Troubleshooting in any circuit means properly identifying the root cause of the problem and then isolating the source. If this routine troubleshooting does not reveal the problem you will have to consider looking for harmonics:

  • Measure with a clamp meter that is capable of indicating total harmonic distortion (THD). THD for voltage should not exceed 5 %. THD for current will run considerably higher.
  • Use a power quality analyzer to further investigate the magnitude and effects of the individual harmonics. Power quality analyzers are available for both singlephase and three-phase circuits. In addition to measuring harmonics, power quality analyzers record other disturbances that can cause malfunction of control circuits. For example, “swells” are increases in voltage above the rated values and can damage equipment. “Dips” are decreases in the applied voltage and will causes spurious shutdowns and false alarms in variable frequency drive (VFD) and programmable logic controller (PLC) circuits.
  • THD and harmonic levels should be measured at the point of common coupling (PCC) – the point at which the nonlinear loads suspected of causing the problem connect to the remainder of the distribution system. Look for THD for voltage approaching 5 % and check for the presence and the levels of different harmonic frequencies. See Figure 2.

Understanding Harmonics - Figure 2

Figure 2. Harmonics. In this power quality analyzer screenshot, the harmonic frequencies appear on the harmonic axis. The percent to which the specific harmonic frequency is a component of the fundamental 60 Hz frequency appears on the vertical axis.
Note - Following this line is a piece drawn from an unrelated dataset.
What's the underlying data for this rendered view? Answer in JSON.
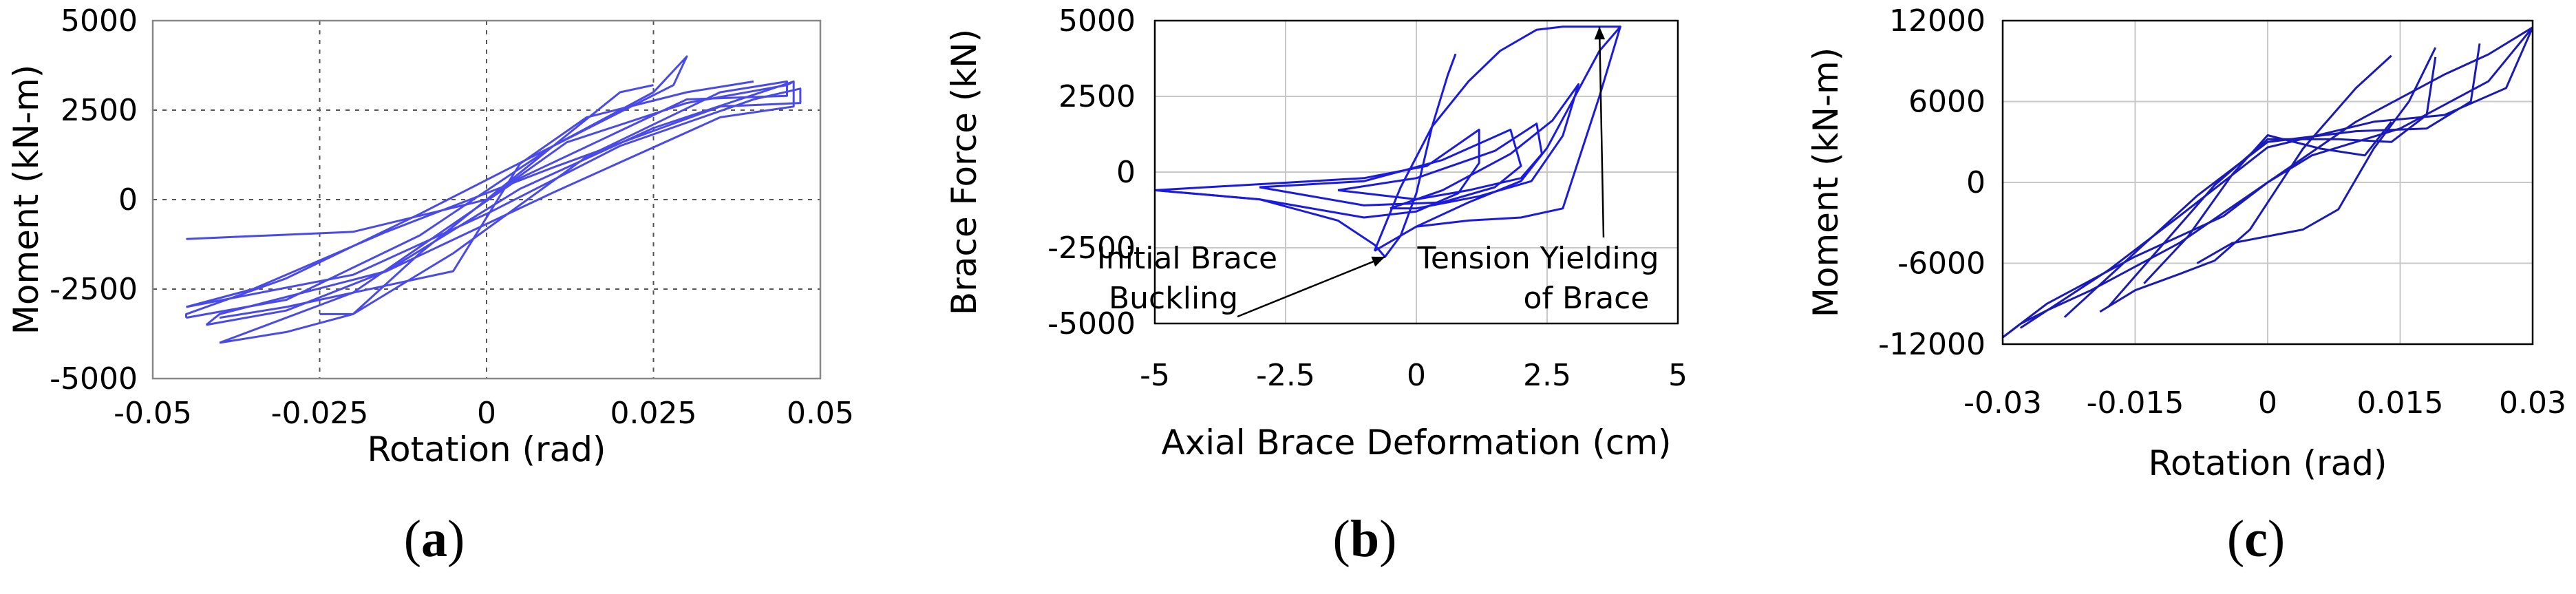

The cursor has been placed over the third harmonic frequency, and this third harmonic current appears to represent approximately 25 % of the 60 Hz frequency.

What to do when you find excessive harmonics

If you find excessive harmonics, review each case individually before making a decision on a course of action. You can buy harmonic filters and put them as close as is possible to the equipment that is producing the harmonic currents. You can consult the manufacturer of the equipment or an outside engineering consultant to recommend the most suitable harmonic filter for the problem.

Another alternative is to isolate the problem equipment using an isolation transformer. Relocating either the nonlinear load causing the problem or the affected circuit to another distribution panel may help. For example, if the affected controls are supplied from the same panelboard as the nonlinear load causing the problem, moving the control circuit to another panelboard may help alleviate the problem. Harmonic problems tend to diminish moving farther away from the nonlinear load.